The analysts think both the sale of Centrica's 20% stake in EDF Energy and divestment of Spirit Energy at valuations of £1bn and £1.9bn respectively would strengthen Centrica's balance sheet and crystallise value for shareholders.
All in all, the analysts raised their target price on Centrica from 140p to 165p and upgraded the firm from 'hold' to 'buy'.
IMI's shares have derated too far, said Morgan Stanley on Tuesday, upgrading the engineer to 'overweight' on potential for a 20% gain.
The derating has mainly been driven by concerns on power generation, with fossil fuel accounting for 12% of group EBIT but recent work by the investment bank's analysts suggesting gas markets "could be close to trough".
IMI's service business "is attractive" with a 6% sales compound annual growth rate since 2008, with Critical engineering later-cycle than some UK peers, the capex in Process engineering "should be a tailwind in 2019" and valve pricing "also improving".
Returns are "not sufficiently priced in", with IMI's return on capital expenditure averaging 27.7% between 2007-17 compared to average UK engineers at 20.6% "and we expect this outperformance to persist".
So the derating has provided "one of the best entry points" in eight years, analysts said, advocating clients rotate out of prior top pick Rotork into IMI, for which the price target was hiked to 1,410p from 1,180p.
Kepler Cheuvreux downgraded Tate & Lyle to 'reduce' from 'buy' and cut the price target to 620p from 630p as it looked to lock in profits since its upgrade of the stock.
The bank cited doubts about Tate's ability to beat peak-year 2017/18 in terms of operating performance as the main reason for its change of stance.
"Although we expect the current year to be quite similar EBIT-wise, we see big downside risks to the Sucralose and commodities businesses (together circa 30% EBIT) from 2019/20E onwards. We think the market misunderstands the dynamics there, and we are 10% below consensus EBIT numbers for 2019/20E and 15% for 2020/21E."
Kepler said that at 15x estimate 2019/20 price-to-earnings, the stock is no longer cheap.
"A price-to-earnings comparison with main peer Ingredion shows a 20-25%+ premium for Tate & Lyle. Based on our estimates, investors are already willing to pay for the potential of M&A/buybacks. Given the focus on operational performance in Tate’s remuneration policies, we do not believe a big buyback is likely.
"On M&A, we have our reservations regarding potential for value creation, given the transaction multiples seen in the sector."
Greene King will be the leisure sector's biggest winner if England do well in the FIFA World Cup while Restaurant Group and Mitchells and Butlers are likely to fare worst, according to Berenberg analysts.
After talking to management at companies they cover, the Berenberg leisure team found most businesses planning for England to play four matches, going out in the first knockout phase.
A company with 100% football-based pubs would gain at least three trading days under this scenario as fans drink and eat while watching England games, which kick off on 18 June, the analysts said.
No company is that football oriented but Greene King, which makes a feature of football across its managed pubs, would be the biggest gainer.

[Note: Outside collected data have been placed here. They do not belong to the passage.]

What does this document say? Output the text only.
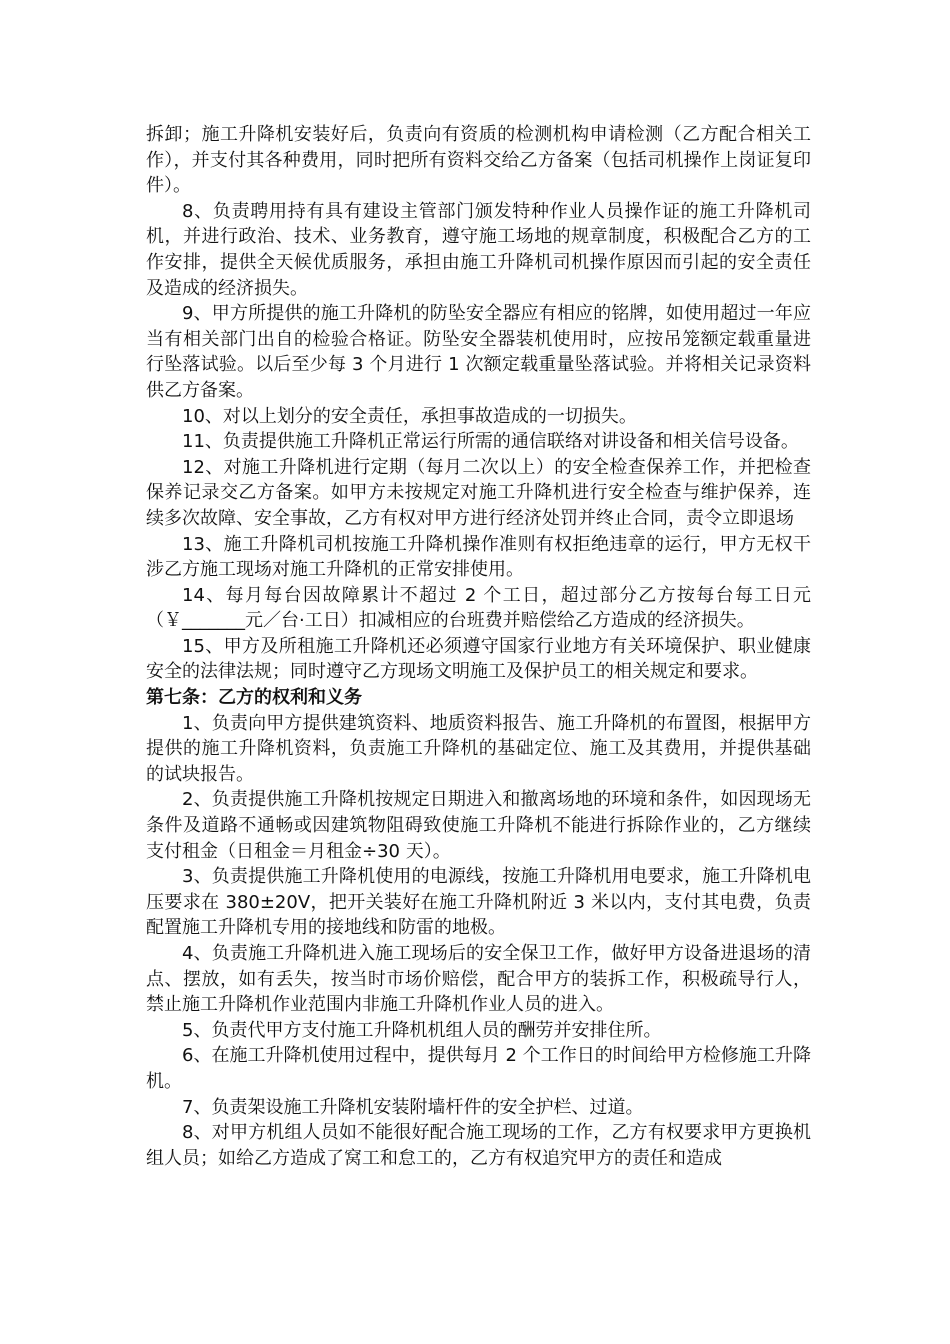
拆卸；施工升降机安装好后，负责向有资质的检测机构申请检测（乙方配合相关工作），并支付其各种费用，同时把所有资料交给乙方备案（包括司机操作上岗证复印件）。

8、负责聘用持有具有建设主管部门颁发特种作业人员操作证的施工升降机司机，并进行政治、技术、业务教育，遵守施工场地的规章制度，积极配合乙方的工作安排，提供全天候优质服务，承担由施工升降机司机操作原因而引起的安全责任及造成的经济损失。

9、甲方所提供的施工升降机的防坠安全器应有相应的铭牌，如使用超过一年应当有相关部门出自的检验合格证。防坠安全器装机使用时，应按吊笼额定载重量进行坠落试验。以后至少每 3 个月进行 1 次额定载重量坠落试验。并将相关记录资料供乙方备案。

10、对以上划分的安全责任，承担事故造成的一切损失。

11、负责提供施工升降机正常运行所需的通信联络对讲设备和相关信号设备。

12、对施工升降机进行定期（每月二次以上）的安全检查保养工作，并把检查保养记录交乙方备案。如甲方未按规定对施工升降机进行安全检查与维护保养，连续多次故障、安全事故，乙方有权对甲方进行经济处罚并终止合同，责令立即退场

13、施工升降机司机按施工升降机操作准则有权拒绝违章的运行，甲方无权干涉乙方施工现场对施工升降机的正常安排使用。

14、每月每台因故障累计不超过 2 个工日，超过部分乙方按每台每工日元（￥_______元／台·工日）扣减相应的台班费并赔偿给乙方造成的经济损失。

15、甲方及所租施工升降机还必须遵守国家行业地方有关环境保护、职业健康安全的法律法规；同时遵守乙方现场文明施工及保护员工的相关规定和要求。

第七条：乙方的权利和义务

1、负责向甲方提供建筑资料、地质资料报告、施工升降机的布置图，根据甲方提供的施工升降机资料，负责施工升降机的基础定位、施工及其费用，并提供基础的试块报告。

2、负责提供施工升降机按规定日期进入和撤离场地的环境和条件，如因现场无条件及道路不通畅或因建筑物阻碍致使施工升降机不能进行拆除作业的，乙方继续支付租金（日租金＝月租金÷30 天）。

3、负责提供施工升降机使用的电源线，按施工升降机用电要求，施工升降机电压要求在 380±20V，把开关装好在施工升降机附近 3 米以内，支付其电费，负责配置施工升降机专用的接地线和防雷的地极。

4、负责施工升降机进入施工现场后的安全保卫工作，做好甲方设备进退场的清点、摆放，如有丢失，按当时市场价赔偿，配合甲方的装拆工作，积极疏导行人，禁止施工升降机作业范围内非施工升降机作业人员的进入。

5、负责代甲方支付施工升降机机组人员的酬劳并安排住所。

6、在施工升降机使用过程中，提供每月 2 个工作日的时间给甲方检修施工升降机。

7、负责架设施工升降机安装附墙杆件的安全护栏、过道。

8、对甲方机组人员如不能很好配合施工现场的工作，乙方有权要求甲方更换机组人员；如给乙方造成了窝工和怠工的，乙方有权追究甲方的责任和造成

Berenberg has a ‘sell’ rating on Greene King and recommends investors sell the shares on any World Cup-inspired gains. City Pub Company, Fuller’s, JD Wetherspoon and, to a lesser extent, Marston’s should also benefit along with Domino’s Pizza.

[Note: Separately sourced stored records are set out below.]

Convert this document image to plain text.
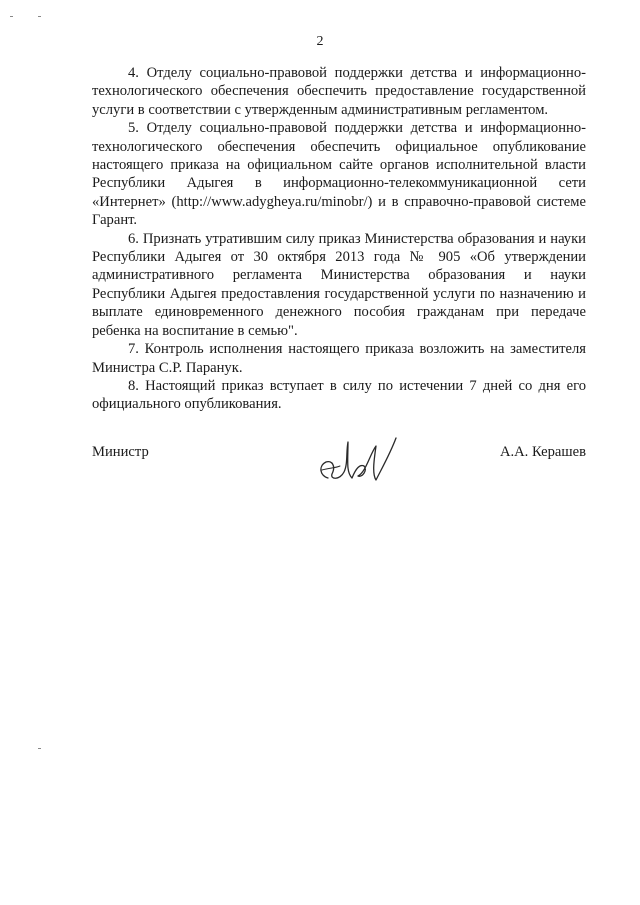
2

4. Отделу социально-правовой поддержки детства и информационно-технологического обеспечения обеспечить предоставление государственной услуги в соответствии с утвержденным административным регламентом.

5. Отделу социально-правовой поддержки детства и информационно-технологического обеспечения обеспечить официальное опубликование настоящего приказа на официальном сайте органов исполнительной власти Республики Адыгея в информационно-телекоммуникационной сети «Интернет» (http://www.adygheya.ru/minobr/) и в справочно-правовой системе Гарант.

6. Признать утратившим силу приказ Министерства образования и науки Республики Адыгея от 30 октября 2013 года № 905 «Об утверждении административного регламента Министерства образования и науки Республики Адыгея предоставления государственной услуги по назначению и выплате единовременного денежного пособия гражданам при передаче ребенка на воспитание в семью".

7. Контроль исполнения настоящего приказа возложить на заместителя Министра С.Р. Паранук.

8. Настоящий приказ вступает в силу по истечении 7 дней со дня его официального опубликования.

Министр	А.А. Керашев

Restaurant Group and Mitchells and Butlers, which focus on casual dining, are most vulnerable to consumers opting for drink-led pubs or takeaways at home, Berenberg said. Cineworld and bowling operators Hollywood Bowl and Ten Entertainment are also potential losers though only about 15% of Cineworld’s business is in the UK after a recent US acquisition. The bowling companies do not report quarterly data and can spread the impact over a longer period, the analysts added.